The Lodz ghetto was a terrible, terrible place, but you wouldn’t know it from the most famous pictures of it that have come down to us. These were taken by a man named Walter Genewein, a Nazi accountant, sent to Lodz as financial manager of the German ghetto administration, and a passionate amateur photographer, perhaps as much as, across Europe, in an utterly different situation, a man named Otto Frank had been. Genewein’s ghetto photographs are tinted pale blue or green, which gives them an otherworldly air, as does the absence of crowds. His photos are staged, not state-sanctioned propaganda exactly but saturated in the Nazi worldview nonetheless. In the last lines of his book, Sebald describes a single photo taken by Genewein, one of many the accountant took of the metalwork shops, basket-weaving ateliers, and nail factories that constituted the futile hope of the Jews of Lodz that their essential labour would protect them from death. The photo Sebald fixates on is of a textile workshop. Three women, probably about 20 years old, the same age as Gerda Weissmann, sit behind a loom. Here’s how Sebald describes them, in a beautiful translation by the poet Michael Hulse:

The light falls on them from the window in the background, so I cannot make out their eyes clearly, but I sense that all three of them are looking across at me, since I am standing on the very spot where Genewein the accountant stood with his camera. The young woman in the middle is blonde and has the air of a bride about her.
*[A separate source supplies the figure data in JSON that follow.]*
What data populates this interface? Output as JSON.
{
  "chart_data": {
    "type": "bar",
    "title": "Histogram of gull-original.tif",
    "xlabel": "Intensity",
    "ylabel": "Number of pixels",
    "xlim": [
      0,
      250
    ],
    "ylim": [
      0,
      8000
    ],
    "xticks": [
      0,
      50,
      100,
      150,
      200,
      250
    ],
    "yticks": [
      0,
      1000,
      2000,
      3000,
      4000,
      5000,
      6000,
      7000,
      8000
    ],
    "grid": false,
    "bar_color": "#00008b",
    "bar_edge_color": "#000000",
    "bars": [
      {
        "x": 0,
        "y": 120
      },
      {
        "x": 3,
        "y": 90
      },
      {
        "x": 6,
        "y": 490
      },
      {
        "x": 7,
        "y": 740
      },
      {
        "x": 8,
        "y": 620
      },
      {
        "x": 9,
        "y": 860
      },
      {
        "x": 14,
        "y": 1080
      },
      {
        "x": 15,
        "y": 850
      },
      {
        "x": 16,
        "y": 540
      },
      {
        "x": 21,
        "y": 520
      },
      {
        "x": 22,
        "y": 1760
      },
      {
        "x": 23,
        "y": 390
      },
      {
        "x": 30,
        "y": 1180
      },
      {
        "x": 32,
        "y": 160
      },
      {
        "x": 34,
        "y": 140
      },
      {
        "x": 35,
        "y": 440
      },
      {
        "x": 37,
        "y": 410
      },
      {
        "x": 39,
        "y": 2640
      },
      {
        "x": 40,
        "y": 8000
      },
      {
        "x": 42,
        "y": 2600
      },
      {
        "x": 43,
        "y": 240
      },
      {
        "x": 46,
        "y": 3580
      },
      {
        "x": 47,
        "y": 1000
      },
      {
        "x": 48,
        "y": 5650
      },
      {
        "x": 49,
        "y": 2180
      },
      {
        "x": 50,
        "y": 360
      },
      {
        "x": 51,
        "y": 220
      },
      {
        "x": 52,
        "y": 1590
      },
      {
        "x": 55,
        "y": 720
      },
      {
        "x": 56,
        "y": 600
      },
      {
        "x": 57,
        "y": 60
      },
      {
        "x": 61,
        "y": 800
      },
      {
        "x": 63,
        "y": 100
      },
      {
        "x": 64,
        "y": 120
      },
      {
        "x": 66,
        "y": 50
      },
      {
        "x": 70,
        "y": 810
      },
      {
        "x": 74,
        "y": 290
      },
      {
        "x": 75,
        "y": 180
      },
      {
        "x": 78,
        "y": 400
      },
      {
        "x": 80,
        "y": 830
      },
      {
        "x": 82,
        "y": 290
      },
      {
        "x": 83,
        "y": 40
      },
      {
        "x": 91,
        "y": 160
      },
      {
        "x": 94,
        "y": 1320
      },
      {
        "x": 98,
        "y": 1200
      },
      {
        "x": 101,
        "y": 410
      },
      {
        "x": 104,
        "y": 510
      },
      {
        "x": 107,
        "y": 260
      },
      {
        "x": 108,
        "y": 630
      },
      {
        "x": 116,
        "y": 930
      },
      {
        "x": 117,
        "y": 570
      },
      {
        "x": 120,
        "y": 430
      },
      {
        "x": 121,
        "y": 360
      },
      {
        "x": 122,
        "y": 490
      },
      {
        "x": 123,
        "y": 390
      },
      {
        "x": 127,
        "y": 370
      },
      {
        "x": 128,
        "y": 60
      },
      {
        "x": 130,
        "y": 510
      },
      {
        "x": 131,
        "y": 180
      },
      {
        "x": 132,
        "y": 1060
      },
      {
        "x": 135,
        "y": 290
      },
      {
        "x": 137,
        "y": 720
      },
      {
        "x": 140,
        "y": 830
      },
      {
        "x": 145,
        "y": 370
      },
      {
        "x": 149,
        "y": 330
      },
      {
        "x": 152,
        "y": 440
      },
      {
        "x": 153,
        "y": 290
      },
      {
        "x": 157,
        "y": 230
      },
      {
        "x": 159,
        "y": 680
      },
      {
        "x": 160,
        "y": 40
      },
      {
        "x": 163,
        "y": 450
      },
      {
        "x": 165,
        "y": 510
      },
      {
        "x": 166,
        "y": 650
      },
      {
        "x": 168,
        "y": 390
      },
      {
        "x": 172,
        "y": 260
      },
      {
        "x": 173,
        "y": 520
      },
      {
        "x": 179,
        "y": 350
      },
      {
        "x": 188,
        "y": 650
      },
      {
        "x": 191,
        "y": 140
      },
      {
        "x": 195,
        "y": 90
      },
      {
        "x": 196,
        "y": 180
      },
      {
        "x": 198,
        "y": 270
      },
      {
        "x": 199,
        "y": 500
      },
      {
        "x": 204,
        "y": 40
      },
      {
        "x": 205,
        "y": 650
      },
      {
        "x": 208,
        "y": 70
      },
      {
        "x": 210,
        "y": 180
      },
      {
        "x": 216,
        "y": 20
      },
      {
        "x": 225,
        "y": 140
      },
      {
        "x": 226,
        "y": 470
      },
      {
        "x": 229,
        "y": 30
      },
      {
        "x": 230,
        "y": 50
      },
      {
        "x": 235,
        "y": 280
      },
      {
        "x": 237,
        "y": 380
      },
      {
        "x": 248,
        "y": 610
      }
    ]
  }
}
The weaver to her left has inclined her head a little to one side, whilst the woman on the right is looking at me with so steady and relentless a gaze that I cannot meet it for long. I wonder what the three women’s names were – Roza, Luisa and Lea, or Nona, Decuma and Morta, the daughters of the night, with spindle, scissors, and thread.
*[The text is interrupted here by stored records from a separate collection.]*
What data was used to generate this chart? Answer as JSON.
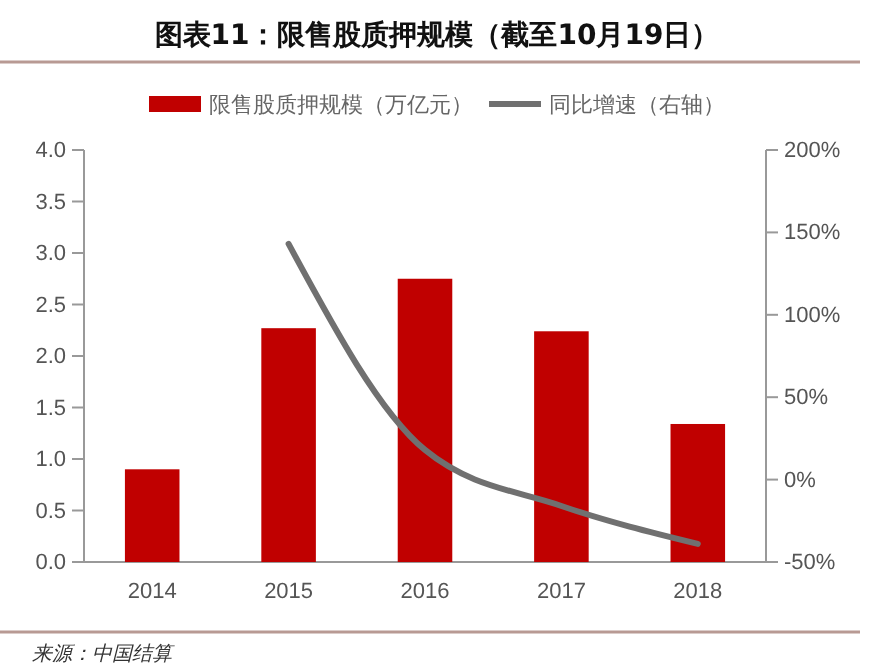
{
  "chart_data": {
    "type": "bar",
    "title": "图表11：限售股质押规模（截至10月19日）",
    "categories": [
      "2014",
      "2015",
      "2016",
      "2017",
      "2018"
    ],
    "series": [
      {
        "name": "限售股质押规模（万亿元）",
        "color": "#c00000",
        "values": [
          0.9,
          2.27,
          2.75,
          2.24,
          1.34
        ]
      },
      {
        "name": "同比增速（右轴）",
        "type": "line",
        "axis": "y2",
        "color": "#707070",
        "values": [
          null,
          143,
          18,
          -16,
          -39
        ]
      }
    ],
    "ylim": [
      0,
      4
    ],
    "yticks": [
      {
        "value": 0,
        "label": "0.0"
      },
      {
        "value": 0.5,
        "label": "0.5"
      },
      {
        "value": 1,
        "label": "1.0"
      },
      {
        "value": 1.5,
        "label": "1.5"
      },
      {
        "value": 2,
        "label": "2.0"
      },
      {
        "value": 2.5,
        "label": "2.5"
      },
      {
        "value": 3,
        "label": "3.0"
      },
      {
        "value": 3.5,
        "label": "3.5"
      },
      {
        "value": 4,
        "label": "4.0"
      }
    ],
    "y2lim": [
      -50,
      200
    ],
    "y2ticks": [
      {
        "value": -50,
        "label": "-50%"
      },
      {
        "value": 0,
        "label": "0%"
      },
      {
        "value": 50,
        "label": "50%"
      },
      {
        "value": 100,
        "label": "100%"
      },
      {
        "value": 150,
        "label": "150%"
      },
      {
        "value": 200,
        "label": "200%"
      }
    ],
    "legend": "top",
    "grid": false,
    "annotations": [
      "来源：中国结算"
    ]
  }
}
Nona, Decuma, and Morta: in Latin, the Parcae, in Greek, the Moiri, in English, the Fates, who spun the thread of life, measured its length, and cut it, thereby determining the length, time, and mode of a person’s death. Women who meted out life and death. Weavers, writers, creators. Like Gerda Weissmann, the unnamed women in the photo are victims of particular circumstances, and emblems of suffering more generally. But like Weissmann they take on at least some of the power of the Fates. They are helpless, determined, accomplished. Unknown yet not forgotten. In weaving their stories together with those of others—just as in pacing my classroom like Weissmann among her looms—just as in sending the students you heard from tonight out into the world as weavers themselves—I hope in some small way to do their example justice.